Mar 30, 2010
Just A Thought
Isn't it awesome to have an appreciation for life's lessons learned? It especially rocks when you see how using wisdom enables you to truly shine and love the skin you are in.
Now, I need to summon this good feeling into motivation to get this house in order. It's a mess up in here!
Mar 17, 2010
Gandhi's Seven Deadly Sins
Mohandas Karamachand Gandhi, one of the most influential figures in modern social and political activism, considered these traits to be the most spiritually perilous to humanity.
- Wealth without Work
- Pleasure without Conscience
- Science without Humanity
- Knowledge without Character
- Politics without Principle
- Commerce without Morality
- Worship without Sacrifice
Source: Gandhi's Seven Deadly Sins
Mar 8, 2010
Forty-Deuce
I turned 42 today! I was rather low-key about this milestone. My 40th birthday was more of a celebration. I'll save the next extravaganza when I embark on my 45th year on this earth. As I reflect on moving further into mid-life, here are some thoughts:
- I actually truly feel cute! I made peace with my lips, my tits, my body and my hips. I am grateful to accept myself in a way that allows me to navigate, with self-love, the moments of feeling the ups and downs of seeing yourself.
- I am extremely grateful that I have developed a relationships with my nearest and dearest where I brave being honest about myself . I show them the madness and they have returned love with no judgement. In this honesty we have found many moments when we say to each other "you too!"
- I'm still excited about experiencing that loving someone allows learning from seeing that person raw and real and smiling about the gift you are given. The gift of seeing realness gives me a connection to that person, and the ability to understand my own life-journey.
Mar 5, 2010
The Ying and Yang of Teaching: 1
For the past several weeks, I've been working at a new high school. It's a very different environment from the high school I've been at during the past four years. This school is very small, and has a rather relaxed attitude towards managing the student body.
What remains the same is that I still get immediately invested in seeing my students do well. There is also a wide-range of academic ability and interest among the students.

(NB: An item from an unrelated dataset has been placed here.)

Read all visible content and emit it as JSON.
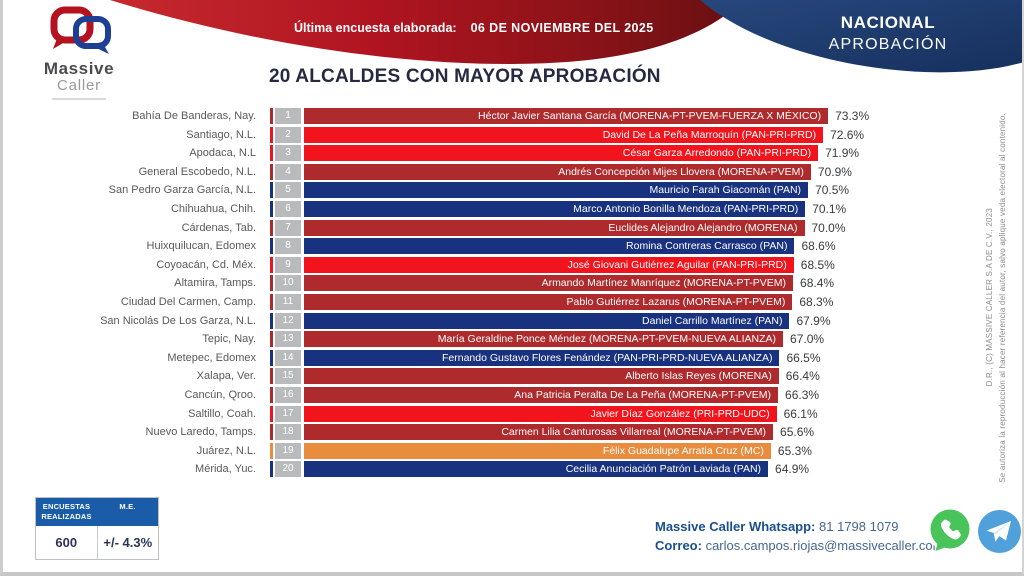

There are four students that I absolutely enjoy working with, because they are in a headspace that makes them available for learning.
Today, I had to spend the entire school day with one student that has written off the whole learning thing. In fact, when we first met in January, and I brought class assignments, he looked at me with a smirk and said, "Didn't they tell you that I don't do work?" To which I said, "Oh really, well that's not going to work with me."
He has been fighting me all along, and it's been a struggle. Today, while he was confined to one room, due to an in-school suspension, I made that boy work. He showed a level of ability and potential. I acknowledged this to him and encouraged him to keep trying to get back into his studies.
The fantasy in my head is that our day together will become a turning point for him. Then, I snapped myself out of Oprah mode, and realized I need to be ready to see him roaming the hallways and cutting class on Monday.
What I do know for sure, is that when I see him I will urge him to go to class, and I will always have a stack of class assignments ready to engage his mind. I will not be another adult that threw their hands up in surrender when it came to him.